Interactive visualization at: https://build-space-visualization.vercel.app/
At the start of each season of BuildSpace the program prompts thousands of participants to take up arms and flood social media feeds with the project they will be working on over the coming months. I collected and visualized them in an explorable way.
This is cool because you can see where young builders heads are at and see what is the public concious thinking about so you can differentiate yourself from everyone else.
The scraped raw text alone doesn't mean very much. To identify patterns we have to group them. We can use GPT to generate embeddings and then apply standard data analytics practices to these embeddings to numerically explore the generated space.
Since some ideas were really short, embedding quality can be improved by using GPT to generate an extended description, extrapolating more text from the idea and therefore providing more context to the output embedding. (Each idea was fed to GPT who wrote a short ~1 paragraph description of the idea which was fed to the embedding request alongside the original text)

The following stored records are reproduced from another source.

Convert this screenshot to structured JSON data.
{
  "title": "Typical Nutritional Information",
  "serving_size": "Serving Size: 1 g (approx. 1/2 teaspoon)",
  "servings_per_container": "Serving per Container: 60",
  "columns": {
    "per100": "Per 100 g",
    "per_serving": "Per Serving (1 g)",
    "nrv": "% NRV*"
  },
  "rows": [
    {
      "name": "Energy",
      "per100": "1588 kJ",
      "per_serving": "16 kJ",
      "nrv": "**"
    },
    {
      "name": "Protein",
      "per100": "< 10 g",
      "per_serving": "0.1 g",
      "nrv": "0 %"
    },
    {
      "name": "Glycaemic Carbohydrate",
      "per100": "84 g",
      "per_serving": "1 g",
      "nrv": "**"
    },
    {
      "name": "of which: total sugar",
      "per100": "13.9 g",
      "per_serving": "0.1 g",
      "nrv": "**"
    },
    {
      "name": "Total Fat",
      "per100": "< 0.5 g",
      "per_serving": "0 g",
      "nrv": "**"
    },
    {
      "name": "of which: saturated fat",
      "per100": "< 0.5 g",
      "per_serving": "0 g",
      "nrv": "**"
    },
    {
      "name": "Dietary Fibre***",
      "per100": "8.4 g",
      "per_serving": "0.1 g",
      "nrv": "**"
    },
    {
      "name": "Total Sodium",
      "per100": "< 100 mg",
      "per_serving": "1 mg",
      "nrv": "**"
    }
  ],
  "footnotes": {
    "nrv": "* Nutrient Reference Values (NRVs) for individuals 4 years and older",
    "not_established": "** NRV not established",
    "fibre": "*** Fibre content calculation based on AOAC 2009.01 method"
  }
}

To generate labels for different themes of ideas, KMeans was used to generate groups of unlabeled points. Then, these aggregated groups titles and descriptions were all fed to GPT to generate an overarching title for the cluster. This was repeated for each group (25 groups) to generate the legend for the map.
For visualization's sake, we apply transformations to reduce dimensions into 2D the embeddings using TSNE in such a way that we maximize differentiation between "classes" of idea.
Also tried was LDA but since we don't require seperability (as would be in a classification problem) I wanted to preserve some everlap between the idea spaces rather than creating completely seperated clusters.
We are provided the rare opportunity to peer at thousands of current startup/project ideas. If you're someone who is constantly brainstorming or thinking about future technology, you have no problem understanding why this is valuable.
Scraping content is easy. During the Nights and Weekends launch, we search for all tweets and linkedin posts mentioning @_BuildSpace and filter by posts which contain image media. Some manual removal is required of posts that don't contain ideas.
The idea images provide a standardized templated image which we can extract text from. After some preprocessing (increasing contrast, crop, convert to black and white) we feed the image to a python OCR script which is formatted into a csv. This is passed to our GPT analysis script.